Замятин любил пропустить рюмочку в этом заведении, наблюдая за такими разными людьми, прислушиваясь к их смеху или оживленным дебатам. От Петровки до Столешникова было рукой подать, и он иногда захаживал сюда после работы, устраивался за барной стойкой и болтал с барменом Сашей, потягивая портвейн «Массандра» или опрокидывая пару стопок водки. Саша, высокий крепкий парень лет тридцати с небольшим, почти ровесник Замятина, всегда был весел и дружелюбен.
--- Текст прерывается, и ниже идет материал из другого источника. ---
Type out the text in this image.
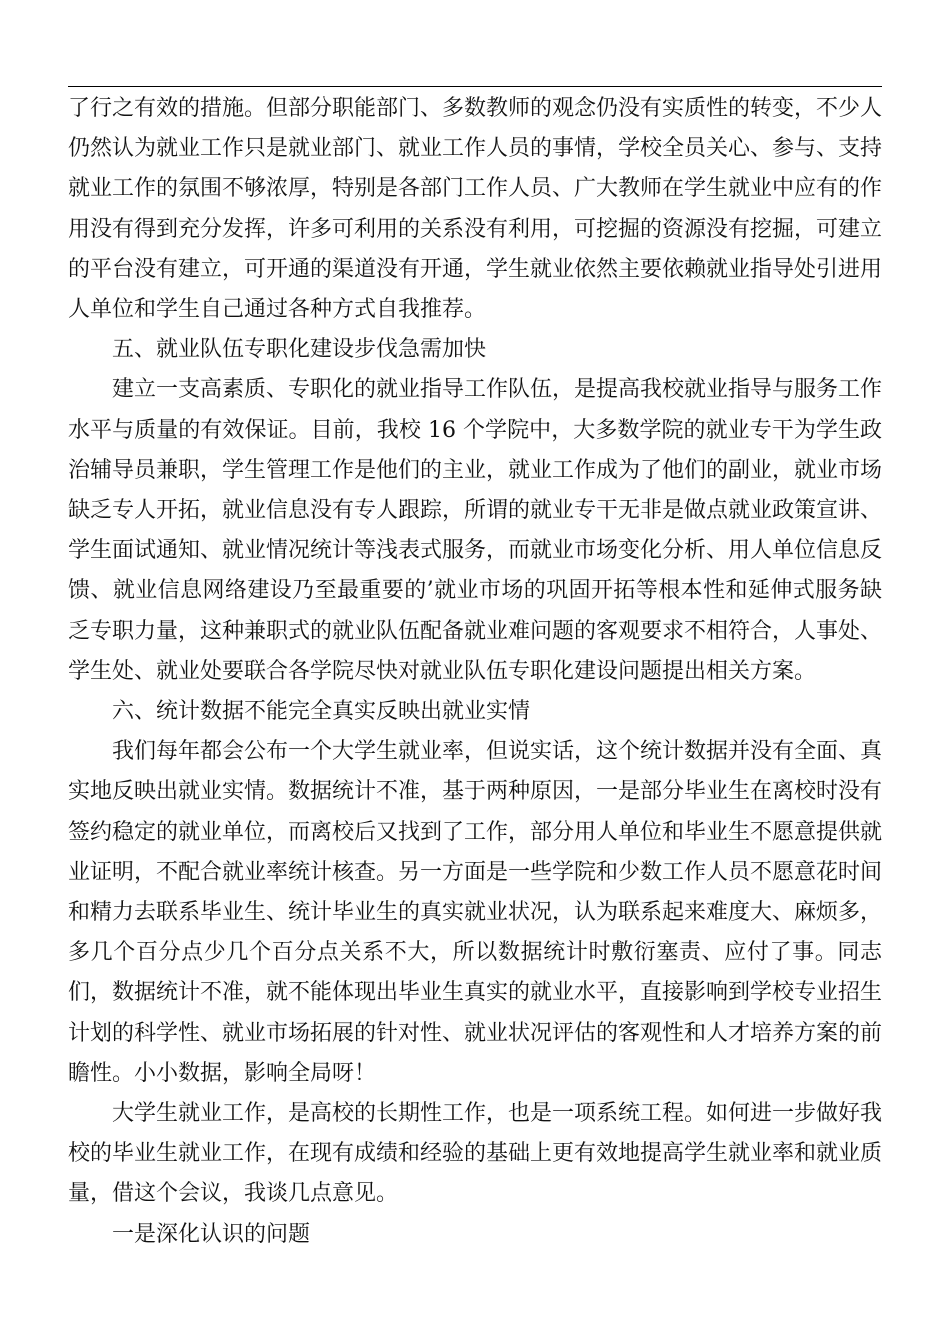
了行之有效的措施。但部分职能部门、多数教师的观念仍没有实质性的转变，不少人仍然认为就业工作只是就业部门、就业工作人员的事情，学校全员关心、参与、支持就业工作的氛围不够浓厚，特别是各部门工作人员、广大教师在学生就业中应有的作用没有得到充分发挥，许多可利用的关系没有利用，可挖掘的资源没有挖掘，可建立的平台没有建立，可开通的渠道没有开通，学生就业依然主要依赖就业指导处引进用人单位和学生自己通过各种方式自我推荐。

五、就业队伍专职化建设步伐急需加快

建立一支高素质、专职化的就业指导工作队伍，是提高我校就业指导与服务工作水平与质量的有效保证。目前，我校 16 个学院中，大多数学院的就业专干为学生政治辅导员兼职，学生管理工作是他们的主业，就业工作成为了他们的副业，就业市场缺乏专人开拓，就业信息没有专人跟踪，所谓的就业专干无非是做点就业政策宣讲、学生面试通知、就业情况统计等浅表式服务，而就业市场变化分析、用人单位信息反馈、就业信息网络建设乃至最重要的’就业市场的巩固开拓等根本性和延伸式服务缺乏专职力量，这种兼职式的就业队伍配备就业难问题的客观要求不相符合，人事处、学生处、就业处要联合各学院尽快对就业队伍专职化建设问题提出相关方案。

六、统计数据不能完全真实反映出就业实情

我们每年都会公布一个大学生就业率，但说实话，这个统计数据并没有全面、真实地反映出就业实情。数据统计不准，基于两种原因，一是部分毕业生在离校时没有签约稳定的就业单位，而离校后又找到了工作，部分用人单位和毕业生不愿意提供就业证明，不配合就业率统计核查。另一方面是一些学院和少数工作人员不愿意花时间和精力去联系毕业生、统计毕业生的真实就业状况，认为联系起来难度大、麻烦多，多几个百分点少几个百分点关系不大，所以数据统计时敷衍塞责、应付了事。同志们，数据统计不准，就不能体现出毕业生真实的就业水平，直接影响到学校专业招生计划的科学性、就业市场拓展的针对性、就业状况评估的客观性和人才培养方案的前瞻性。小小数据，影响全局呀！

大学生就业工作，是高校的长期性工作，也是一项系统工程。如何进一步做好我校的毕业生就业工作，在现有成绩和经验的基础上更有效地提高学生就业率和就业质量，借这个会议，我谈几点意见。

一是深化认识的问题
Он чем-то напоминал майору актера Леонида Утесова из старого фильма «Веселые ребята».
Сегодня его развлекала большая компания молодых людей, оккупировавших уличную барную стойку и высокий бордюр вдоль клумбы, которая широким полумесяцем тянулась во дворе. Столик им был без надобности. Замятин махнул приятелю рукой, за что был вознагражден широкой улыбкой.
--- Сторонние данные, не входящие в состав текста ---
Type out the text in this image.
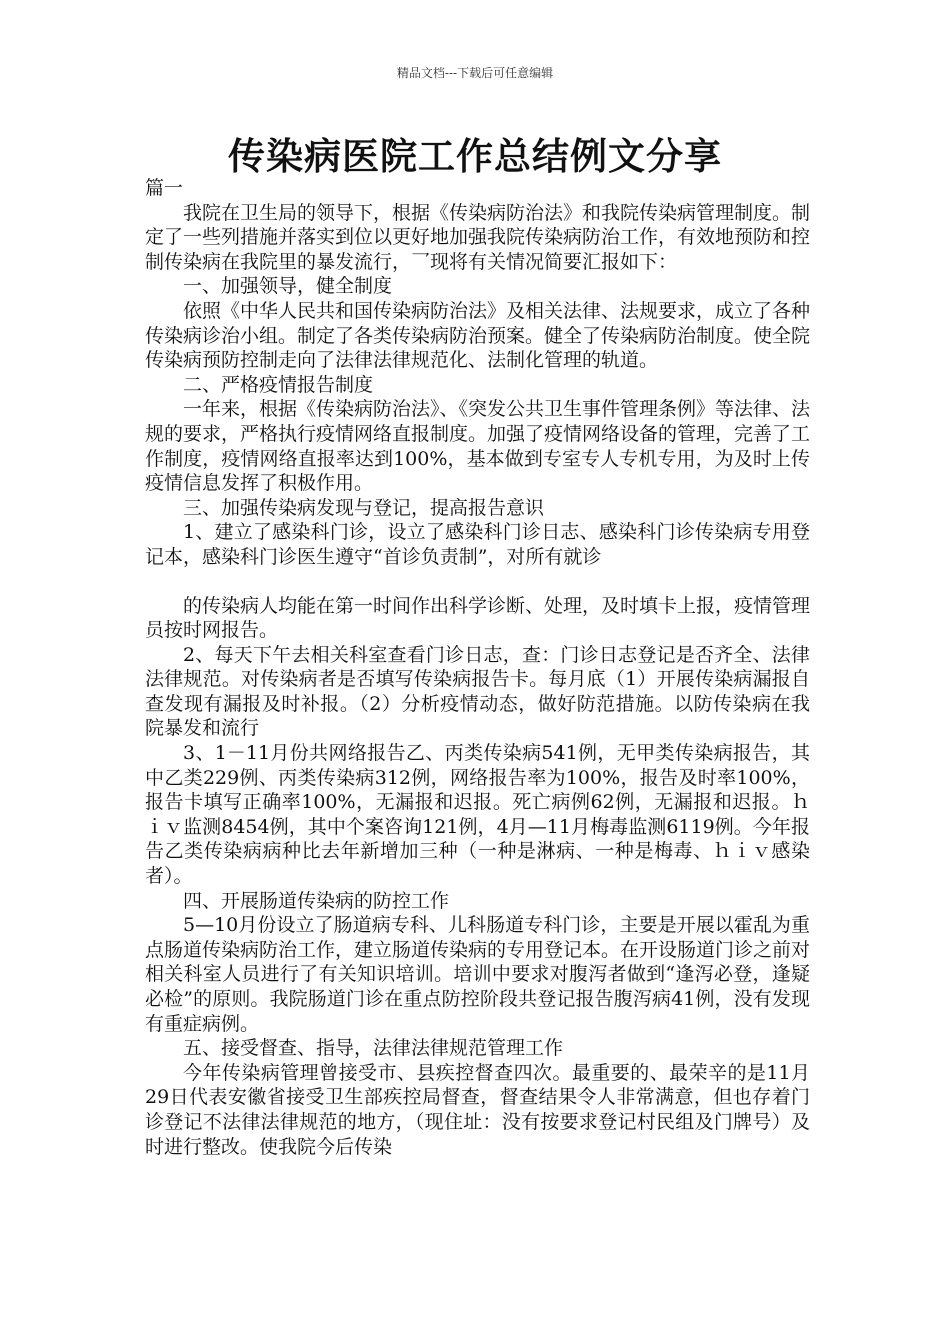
精品文档---下载后可任意编辑
传染病医院工作总结例文分享

篇一

我院在卫生局的领导下，根据《传染病防治法》和我院传染病管理制度。制定了一些列措施并落实到位以更好地加强我院传染病防治工作，有效地预防和控制传染病在我院里的暴发流行，乛现将有关情况简要汇报如下：

一、加强领导，健全制度

依照《中华人民共和国传染病防治法》及相关法律、法规要求，成立了各种传染病诊治小组。制定了各类传染病防治预案。健全了传染病防治制度。使全院传染病预防控制走向了法律法律规范化、法制化管理的轨道。

二、严格疫情报告制度

一年来，根据《传染病防治法》、《突发公共卫生事件管理条例》等法律、法规的要求，严格执行疫情网络直报制度。加强了疫情网络设备的管理，完善了工作制度，疫情网络直报率达到100%，基本做到专室专人专机专用，为及时上传疫情信息发挥了积极作用。

三、加强传染病发现与登记，提高报告意识

1、建立了感染科门诊，设立了感染科门诊日志、感染科门诊传染病专用登记本，感染科门诊医生遵守“首诊负责制”，对所有就诊

的传染病人均能在第一时间作出科学诊断、处理，及时填卡上报，疫情管理员按时网报告。

2、每天下午去相关科室查看门诊日志，查：门诊日志登记是否齐全、法律法律规范。对传染病者是否填写传染病报告卡。每月底（1）开展传染病漏报自查发现有漏报及时补报。（2）分析疫情动态，做好防范措施。以防传染病在我院暴发和流行

3、1－11月份共网络报告乙、丙类传染病541例，无甲类传染病报告，其中乙类229例、丙类传染病312例，网络报告率为100%，报告及时率100%，报告卡填写正确率100%，无漏报和迟报。死亡病例62例，无漏报和迟报。ｈｉｖ监测8454例，其中个案咨询121例，4月—11月梅毒监测6119例。今年报告乙类传染病病种比去年新增加三种（一种是淋病、一种是梅毒、ｈｉｖ感染者）。

四、开展肠道传染病的防控工作

5—10月份设立了肠道病专科、儿科肠道专科门诊，主要是开展以霍乱为重点肠道传染病防治工作，建立肠道传染病的专用登记本。在开设肠道门诊之前对相关科室人员进行了有关知识培训。培训中要求对腹泻者做到“逢泻必登，逢疑必检”的原则。我院肠道门诊在重点防控阶段共登记报告腹泻病41例，没有发现有重症病例。

五、接受督查、指导，法律法律规范管理工作

今年传染病管理曾接受市、县疾控督查四次。最重要的、最荣辛的是11月29日代表安徽省接受卫生部疾控局督查，督查结果令人非常满意，但也存着门诊登记不法律法律规范的地方，（现住址：没有按要求登记村民组及门牌号）及时进行整改。使我院今后传染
Погодин появился минут через десять. Поискал майора взглядом, кивнул ему и легкой поступью направился прямо к бару. Пошептался о чем-то с Сашей, сунул бармену коричневый бумажный пакет, а потом уже двинулся к Замятину.
— Что это вы передали бармену? — удивился майор.
— Вино. «Шато Марго» коллекционное. Будете?
— Изжоги мне только не хватало.
От этой реплики с Мирославом случился приступ восторга. Внешне он постарался сдержать свои эмоции, но глаза его так и лучились весельем. Как же здорово, что он придумал скоротать этот вечер в компании Замятина!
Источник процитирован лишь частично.